The following should work, but it never did:

menuentry "ESXi 5.5" {

  insmod multiboot2

  multiboot (pxe)/esxi5.5-vanilla/tboot.b00

  module (pxe)/esxi5.5-vanilla/b.b00

  multiboot (pxe)/esxi5.5-vanilla/jumpstrt.gz

  module (pxe)/esxi5.5-vanilla/jumpstrt.gz

  module (pxe)/esxi5.5-vanilla/useropts.gz

  module (pxe)/esxi5.5-vanilla/k.b00

  module (pxe)/esxi5.5-vanilla/chardevs.b00

[...]

  module (pxe)/esxi5.5-vanilla/imgpayld.tgz

}

We do use a patched grub2 but no Linux or BSD image failed to load, so my guess is, ESXi somewhere violates the protocol. I tried to ask support about this, but we quickly reached the point, where they told me this is not supported. What I still do today is chainloading pxelinux from pxegrub.
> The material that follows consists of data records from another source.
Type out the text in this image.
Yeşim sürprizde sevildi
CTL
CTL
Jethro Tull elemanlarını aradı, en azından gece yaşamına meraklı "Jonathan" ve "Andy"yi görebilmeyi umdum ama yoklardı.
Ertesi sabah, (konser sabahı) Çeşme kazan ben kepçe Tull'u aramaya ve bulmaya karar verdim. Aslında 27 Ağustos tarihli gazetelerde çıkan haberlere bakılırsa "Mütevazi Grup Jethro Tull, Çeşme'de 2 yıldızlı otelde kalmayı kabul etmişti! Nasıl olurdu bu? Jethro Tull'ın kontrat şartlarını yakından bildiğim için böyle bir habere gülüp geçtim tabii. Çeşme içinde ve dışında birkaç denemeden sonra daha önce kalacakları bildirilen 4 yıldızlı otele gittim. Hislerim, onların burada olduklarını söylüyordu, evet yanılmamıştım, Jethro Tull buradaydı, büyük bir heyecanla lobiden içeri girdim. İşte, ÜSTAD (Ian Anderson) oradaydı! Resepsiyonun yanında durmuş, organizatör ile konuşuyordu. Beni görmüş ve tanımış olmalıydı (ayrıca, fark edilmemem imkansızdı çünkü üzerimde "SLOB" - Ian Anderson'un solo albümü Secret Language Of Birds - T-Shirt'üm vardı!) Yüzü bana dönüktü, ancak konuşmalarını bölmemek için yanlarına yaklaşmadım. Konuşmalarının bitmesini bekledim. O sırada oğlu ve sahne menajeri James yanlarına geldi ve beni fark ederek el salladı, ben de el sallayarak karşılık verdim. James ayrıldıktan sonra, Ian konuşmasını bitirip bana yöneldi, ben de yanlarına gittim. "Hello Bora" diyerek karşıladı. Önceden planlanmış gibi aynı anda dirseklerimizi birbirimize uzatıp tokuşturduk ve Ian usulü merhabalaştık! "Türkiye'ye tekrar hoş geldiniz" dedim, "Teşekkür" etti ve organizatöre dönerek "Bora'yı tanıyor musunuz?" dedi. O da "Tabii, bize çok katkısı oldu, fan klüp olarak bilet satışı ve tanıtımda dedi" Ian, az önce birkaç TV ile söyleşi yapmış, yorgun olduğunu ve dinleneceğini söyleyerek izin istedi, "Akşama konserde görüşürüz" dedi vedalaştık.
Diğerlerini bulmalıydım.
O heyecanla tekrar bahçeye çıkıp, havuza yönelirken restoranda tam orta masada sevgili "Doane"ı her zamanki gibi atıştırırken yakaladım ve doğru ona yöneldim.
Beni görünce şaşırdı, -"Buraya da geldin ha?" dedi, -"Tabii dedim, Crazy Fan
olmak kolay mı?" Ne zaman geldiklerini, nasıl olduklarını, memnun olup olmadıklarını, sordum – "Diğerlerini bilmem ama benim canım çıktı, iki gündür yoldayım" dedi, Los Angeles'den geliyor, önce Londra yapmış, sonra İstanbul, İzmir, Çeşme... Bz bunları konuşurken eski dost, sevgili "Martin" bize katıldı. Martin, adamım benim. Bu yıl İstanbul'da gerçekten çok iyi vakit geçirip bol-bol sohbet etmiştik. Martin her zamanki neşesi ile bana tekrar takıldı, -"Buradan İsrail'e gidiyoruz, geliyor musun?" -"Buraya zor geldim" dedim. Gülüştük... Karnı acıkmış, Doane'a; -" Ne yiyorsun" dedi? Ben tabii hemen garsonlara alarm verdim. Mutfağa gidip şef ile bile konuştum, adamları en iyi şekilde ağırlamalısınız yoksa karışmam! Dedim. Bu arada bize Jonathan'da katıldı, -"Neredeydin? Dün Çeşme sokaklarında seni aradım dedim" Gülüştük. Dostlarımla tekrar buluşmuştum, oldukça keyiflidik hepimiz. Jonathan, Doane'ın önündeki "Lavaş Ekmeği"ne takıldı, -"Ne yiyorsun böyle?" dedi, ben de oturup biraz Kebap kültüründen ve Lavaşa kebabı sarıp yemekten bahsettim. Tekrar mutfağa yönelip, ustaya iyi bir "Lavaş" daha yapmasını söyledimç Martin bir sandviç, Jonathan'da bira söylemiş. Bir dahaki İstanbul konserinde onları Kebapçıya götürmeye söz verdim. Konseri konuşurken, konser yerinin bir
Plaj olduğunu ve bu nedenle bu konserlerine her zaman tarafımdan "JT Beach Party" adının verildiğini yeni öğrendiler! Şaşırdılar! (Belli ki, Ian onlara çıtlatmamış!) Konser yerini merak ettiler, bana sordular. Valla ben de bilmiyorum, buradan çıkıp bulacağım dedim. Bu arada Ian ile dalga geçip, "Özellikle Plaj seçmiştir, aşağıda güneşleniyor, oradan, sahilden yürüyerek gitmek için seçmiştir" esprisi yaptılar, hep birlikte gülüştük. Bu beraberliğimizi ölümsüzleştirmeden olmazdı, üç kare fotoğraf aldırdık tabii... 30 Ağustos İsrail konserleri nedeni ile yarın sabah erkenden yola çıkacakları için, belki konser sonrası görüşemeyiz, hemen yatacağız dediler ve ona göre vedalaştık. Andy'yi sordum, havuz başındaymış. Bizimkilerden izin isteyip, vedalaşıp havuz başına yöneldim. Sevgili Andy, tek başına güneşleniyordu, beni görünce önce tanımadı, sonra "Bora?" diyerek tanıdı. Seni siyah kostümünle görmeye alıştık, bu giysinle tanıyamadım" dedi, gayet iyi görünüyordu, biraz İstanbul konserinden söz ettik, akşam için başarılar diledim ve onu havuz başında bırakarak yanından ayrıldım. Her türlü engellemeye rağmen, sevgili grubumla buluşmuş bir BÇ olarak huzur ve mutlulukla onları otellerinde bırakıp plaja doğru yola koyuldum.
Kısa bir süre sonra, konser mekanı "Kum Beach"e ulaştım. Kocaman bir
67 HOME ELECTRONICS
menuentry "Chainload pxelinux" {

  pxe_restart_tftp /pxelinux.0 10.9.8.1

}


Not the most elegant solution, especially if you have multiple boot images for different hardware. Chainloading might help you with your EFI issues, though. AFAIR, the chainloaded boot loader inherits some of the environment.

If you ever find a way to directly boot from pxegrub2, let me know.